Sentimen publik sedang tidak berpihak kepada petahana dan partai SPD. Kendati hari pencoblosan pada tanggal 23 Februari sudah dekat, dukungan bagi SPD enggan beranjak dari kisaran 15%, menurut sejumlah jajak pendapat teranyar.
ADVERTISEMENT
SCROLL TO CONTINUE WITH CONTENT
Padahal, Scholz memenangkan pemilu legislatif terakhir pada September 2021 dengan lebih dari 25 persen suara. Pemilu kali ini sebabnya menjadi ujian bagi masa depannya di SPD. Jika, sebagaimana yang diprediksi, Friedrich Merz memenangkan kekanseliran, Scholz dipastikan bakal pensiun dini.
Momentum bagi partai konservatif
Koalisi konservatif CDU/CSU saat ini memimpin dalam jajak pendapat dengan sekitar 30 persen. Dukungan tidak menyusut setelah CDU turut mengandalkan suara partai radikal kanan demi mengetatkan kebijakan keimigrasian yang akhirnya gagal di parlemen. Buntutnya, ratusan ribu orang berdemonstrasi di depan kantor CDU di Berlin, di München jumlah demonstran bahkan berkisar 250.000 orang.
SPD dan Scholz menuduh Merz melakukan "pelanggaran tabu," dan "ingkar janji," karena pernah bersumpah tidak akan bekerja sama dengan partai ekstremis Alternatif untuk Jerman, AfD. Di Jerman, sikap tersebut sudah menjadi konsensus umum di antara partai-partai moderat di parlemen.
"Kami mendengar dari Merz tahun lalu bahwa tidak akan ada kerja sama dengan AfD - dan sekarang sudah ada." Menurutnya, kini tidak lagi bisa dipastikan, apakah Merz akan teguh memegang janjinya tersebut, kata Scholz dalam debat TV akhir pekan kemarin.
Merz bantah ingkar
Dalam pertukaran tersebut, Merz kembali menegaskan betapa realita politik tidak mengizinkan adanya kerja sama dengan AfD. "Kita sangat berbeda dalam berbagai isu, terutama yang menyangkut Eropa, NATO, mata uang euro, Rusia, Amerika - tidak ada titik temu antara AfD dan CDU, dalam koalisi apa pun, dalam level toleransi apa pun."

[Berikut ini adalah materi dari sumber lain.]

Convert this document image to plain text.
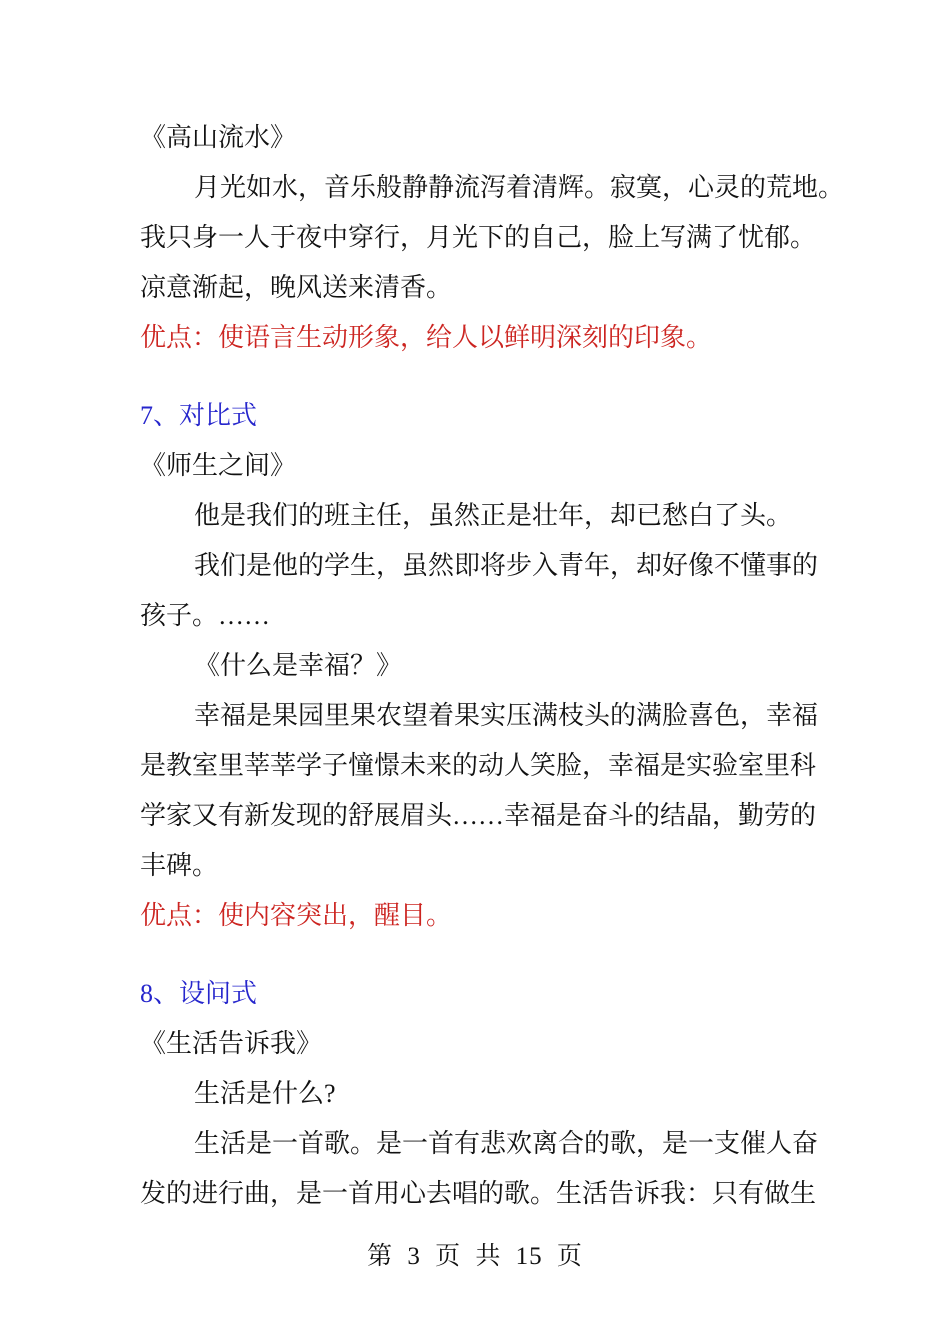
《高山流水》

月光如水，音乐般静静流泻着清辉。寂寞，心灵的荒地。

我只身一人于夜中穿行，月光下的自己，脸上写满了忧郁。

凉意渐起，晚风送来清香。

优点：使语言生动形象，给人以鲜明深刻的印象。

7、对比式

《师生之间》

他是我们的班主任，虽然正是壮年，却已愁白了头。

我们是他的学生，虽然即将步入青年，却好像不懂事的

孩子。……

《什么是幸福？》

幸福是果园里果农望着果实压满枝头的满脸喜色，幸福

是教室里莘莘学子憧憬未来的动人笑脸，幸福是实验室里科

学家又有新发现的舒展眉头……幸福是奋斗的结晶，勤劳的

丰碑。

优点：使内容突出，醒目。

8、设问式

《生活告诉我》

生活是什么?

生活是一首歌。是一首有悲欢离合的歌，是一支催人奋

发的进行曲，是一首用心去唱的歌。生活告诉我：只有做生

第 3 页 共 15 页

Namun titik temu tersebut muncul dalam pengetatan kebijakan keimigrasian yang dikampanyekan Merz. Menurut program CDU, Jerman harus kembali mengontrol dan mengusir pengungsi di perbatasan. Bagi Scholz, kedua kebijakan tidak hanya melanggar hukum Eropa, tapi juga berpeluang tipis untuk bisa diloloskan.
"Saya tidak tahu bagaimana seseorang bisa sangat bodoh. Kebijakan ini mengancam semua yang telah diupayakan Jerman dalam mereformasi sistem suaka di Uni Eropa, dan semua itu untuk sebuah kebijakan, yang bisa dipastikan akan ditolak Mahkamah Eropa dan pengadilan administrasi," kata dia.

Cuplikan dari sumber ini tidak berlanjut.